Imagine you are an early-childhood classroom teacher responsible for molding the minds of a room full of four to six-year-olds. Now imagine you have just been told you are to teach these children music in the classroom. Your knowledge of music is limited to the few songs you were taught back in elementary school. Do not despair yet.

Thanks to a team of experts lead by the Eastman School of Music Professor of Music Education Donna Brink Fox, your life has been saved. Fox is the leading member of a team including Karen Farnum Surmani, Christine H. Barden, Gayle Kowalchyk and E.L. Lancaster, who recently published the first volume of an early childhood music curriculum entitled “Classroom Music for Little Mozarts.”

Based on a previously published piano curriculum, “Music for Little Mozarts,” the curriculum not only stresses organized group music-making activities, but also encourages freestyle “playtime” music activities within the four to six-year-old age group. Within the instruction, children will follow the story of several characters, including “Mozart Mouse” and “Beethoven Bear,” who reside in the music classroom. Plush characters are also included, so the children can interact during playtime. Each of the three volumes of the curriculum is made up of 10 lessons and amounts to a year of instruction.

Lessons are also based on the standards set by the Music Educators National Conference. Over the course of the first year, the students become acquainted with hearing music and recognizing patterns and begin to relate sound to the sight of notation. At the same time, they are encouraged to make their own discoveries in music without the aid of a teacher or instructor.

Originally meant to be a music curriculum for classroom teachers with little or no music background, this book has apparently also become popular with parents and their children at home too.

Recently, the book has earned a Parents’ Choice Award – a distinguished honor from the Parents’ Choice Foundation, a not-for-profit evaluator of children’s products. Only products that exceed criteria set by the Foundation achieve this high standard of approval.

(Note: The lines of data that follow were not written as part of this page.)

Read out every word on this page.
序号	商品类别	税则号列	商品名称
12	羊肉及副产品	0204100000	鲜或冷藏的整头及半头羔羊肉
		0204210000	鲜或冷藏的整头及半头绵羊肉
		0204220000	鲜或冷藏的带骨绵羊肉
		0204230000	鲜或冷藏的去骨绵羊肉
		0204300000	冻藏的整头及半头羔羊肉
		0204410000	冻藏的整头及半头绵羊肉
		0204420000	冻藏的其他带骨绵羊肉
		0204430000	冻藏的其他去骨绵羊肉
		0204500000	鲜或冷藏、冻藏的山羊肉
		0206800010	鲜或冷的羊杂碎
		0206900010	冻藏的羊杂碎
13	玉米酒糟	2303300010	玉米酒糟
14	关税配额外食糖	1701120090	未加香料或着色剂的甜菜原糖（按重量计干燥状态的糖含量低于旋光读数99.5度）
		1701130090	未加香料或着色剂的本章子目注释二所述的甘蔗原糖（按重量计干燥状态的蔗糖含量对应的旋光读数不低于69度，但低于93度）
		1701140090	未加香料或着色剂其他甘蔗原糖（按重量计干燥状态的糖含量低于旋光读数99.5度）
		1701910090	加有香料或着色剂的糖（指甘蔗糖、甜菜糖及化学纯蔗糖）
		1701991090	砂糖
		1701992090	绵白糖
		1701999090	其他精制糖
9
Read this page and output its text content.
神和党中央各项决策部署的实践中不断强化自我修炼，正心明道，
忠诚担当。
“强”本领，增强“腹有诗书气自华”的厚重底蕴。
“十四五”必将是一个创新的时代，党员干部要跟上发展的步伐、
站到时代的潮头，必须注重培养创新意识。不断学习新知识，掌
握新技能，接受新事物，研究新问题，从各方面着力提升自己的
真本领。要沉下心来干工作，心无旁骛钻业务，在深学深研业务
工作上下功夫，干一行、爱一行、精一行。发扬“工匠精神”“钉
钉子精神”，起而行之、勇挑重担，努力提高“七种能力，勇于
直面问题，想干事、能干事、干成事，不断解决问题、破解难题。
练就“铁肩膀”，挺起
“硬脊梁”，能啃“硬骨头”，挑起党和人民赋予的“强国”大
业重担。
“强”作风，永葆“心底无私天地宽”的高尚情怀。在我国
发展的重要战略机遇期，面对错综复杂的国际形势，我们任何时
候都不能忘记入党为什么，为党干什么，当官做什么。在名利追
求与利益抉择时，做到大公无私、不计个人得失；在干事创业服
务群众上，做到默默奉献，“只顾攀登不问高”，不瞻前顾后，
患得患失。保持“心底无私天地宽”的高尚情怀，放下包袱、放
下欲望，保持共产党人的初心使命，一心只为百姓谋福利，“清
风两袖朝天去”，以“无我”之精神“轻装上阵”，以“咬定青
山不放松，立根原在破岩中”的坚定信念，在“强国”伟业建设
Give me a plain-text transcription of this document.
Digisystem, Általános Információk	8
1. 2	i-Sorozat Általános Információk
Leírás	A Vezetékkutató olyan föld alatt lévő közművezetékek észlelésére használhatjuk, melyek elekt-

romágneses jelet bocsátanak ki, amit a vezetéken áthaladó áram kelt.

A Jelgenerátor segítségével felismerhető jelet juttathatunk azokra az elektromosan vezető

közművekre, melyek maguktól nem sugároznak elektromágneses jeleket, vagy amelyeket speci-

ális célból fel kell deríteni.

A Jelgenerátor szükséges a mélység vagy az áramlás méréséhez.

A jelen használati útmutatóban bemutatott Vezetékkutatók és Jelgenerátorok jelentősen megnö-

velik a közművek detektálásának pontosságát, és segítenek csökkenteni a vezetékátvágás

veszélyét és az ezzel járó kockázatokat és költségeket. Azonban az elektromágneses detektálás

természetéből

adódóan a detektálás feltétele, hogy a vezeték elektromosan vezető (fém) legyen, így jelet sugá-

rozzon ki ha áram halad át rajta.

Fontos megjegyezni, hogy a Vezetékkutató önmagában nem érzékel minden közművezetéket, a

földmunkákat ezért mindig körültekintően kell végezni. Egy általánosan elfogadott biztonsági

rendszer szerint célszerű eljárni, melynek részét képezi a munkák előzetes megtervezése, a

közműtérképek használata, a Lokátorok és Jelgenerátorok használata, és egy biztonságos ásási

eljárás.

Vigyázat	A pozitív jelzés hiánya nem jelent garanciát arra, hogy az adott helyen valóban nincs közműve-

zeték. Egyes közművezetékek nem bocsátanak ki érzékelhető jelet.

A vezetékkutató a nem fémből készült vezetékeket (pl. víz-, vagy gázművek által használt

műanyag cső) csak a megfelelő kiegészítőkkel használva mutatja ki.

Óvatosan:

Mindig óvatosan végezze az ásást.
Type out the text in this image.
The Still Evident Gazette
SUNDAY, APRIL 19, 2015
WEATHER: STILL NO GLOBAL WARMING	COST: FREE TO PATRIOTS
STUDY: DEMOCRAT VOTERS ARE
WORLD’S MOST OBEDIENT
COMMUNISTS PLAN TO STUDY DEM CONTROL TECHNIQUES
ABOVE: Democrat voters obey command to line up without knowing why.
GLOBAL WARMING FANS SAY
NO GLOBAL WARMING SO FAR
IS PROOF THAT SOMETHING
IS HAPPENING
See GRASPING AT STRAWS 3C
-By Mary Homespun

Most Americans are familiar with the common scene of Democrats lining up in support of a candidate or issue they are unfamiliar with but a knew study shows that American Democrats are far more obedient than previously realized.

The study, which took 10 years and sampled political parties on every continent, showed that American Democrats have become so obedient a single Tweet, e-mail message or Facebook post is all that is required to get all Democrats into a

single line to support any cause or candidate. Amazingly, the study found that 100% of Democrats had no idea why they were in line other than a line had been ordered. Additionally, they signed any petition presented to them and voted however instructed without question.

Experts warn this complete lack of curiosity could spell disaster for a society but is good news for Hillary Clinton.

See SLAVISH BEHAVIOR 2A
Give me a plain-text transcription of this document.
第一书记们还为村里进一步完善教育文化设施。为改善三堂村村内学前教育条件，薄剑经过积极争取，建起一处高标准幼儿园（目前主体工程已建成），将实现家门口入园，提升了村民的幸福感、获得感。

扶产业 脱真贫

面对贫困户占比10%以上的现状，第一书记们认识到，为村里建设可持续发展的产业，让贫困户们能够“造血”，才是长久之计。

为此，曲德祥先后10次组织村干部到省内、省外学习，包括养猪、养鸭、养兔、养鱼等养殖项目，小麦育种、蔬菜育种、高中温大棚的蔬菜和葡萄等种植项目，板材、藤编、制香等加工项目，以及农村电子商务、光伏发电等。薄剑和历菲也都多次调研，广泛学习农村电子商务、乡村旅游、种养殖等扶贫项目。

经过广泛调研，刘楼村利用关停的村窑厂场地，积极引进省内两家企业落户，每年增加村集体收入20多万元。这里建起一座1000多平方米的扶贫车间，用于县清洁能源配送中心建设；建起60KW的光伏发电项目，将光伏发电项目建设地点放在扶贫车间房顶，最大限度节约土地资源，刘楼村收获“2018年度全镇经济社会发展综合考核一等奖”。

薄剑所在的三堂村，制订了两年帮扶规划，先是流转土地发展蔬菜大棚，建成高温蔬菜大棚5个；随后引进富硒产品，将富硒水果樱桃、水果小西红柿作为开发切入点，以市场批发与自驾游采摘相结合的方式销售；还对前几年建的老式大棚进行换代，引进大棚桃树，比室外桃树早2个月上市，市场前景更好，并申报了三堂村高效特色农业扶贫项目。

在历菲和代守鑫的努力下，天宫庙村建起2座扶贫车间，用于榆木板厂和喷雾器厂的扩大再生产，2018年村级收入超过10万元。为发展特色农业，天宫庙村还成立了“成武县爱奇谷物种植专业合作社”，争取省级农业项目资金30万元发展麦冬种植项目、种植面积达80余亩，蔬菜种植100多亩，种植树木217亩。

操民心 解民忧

Growing up in a “musically-capable” family, though not particularly musically-inclined, Fox vividly remembers her first grade class’ rhythm band. Although she herself did not have a formal music teacher until high school, she recalls this music time as being very special and poignant in her life.

Looking back, this may be the reason she is now an internationally acclaimed expert on early childhood music education. According to Fox, her husband thinks she “is making up for lost time.”

As far as advice for those pursuing music in education, Fox strongly recommends learning as much about children as possible.

She says to spend time with them, learn how they become interested and know what they are able to do. In her words, “Consider the learner – understand the children as much as you possibly can.”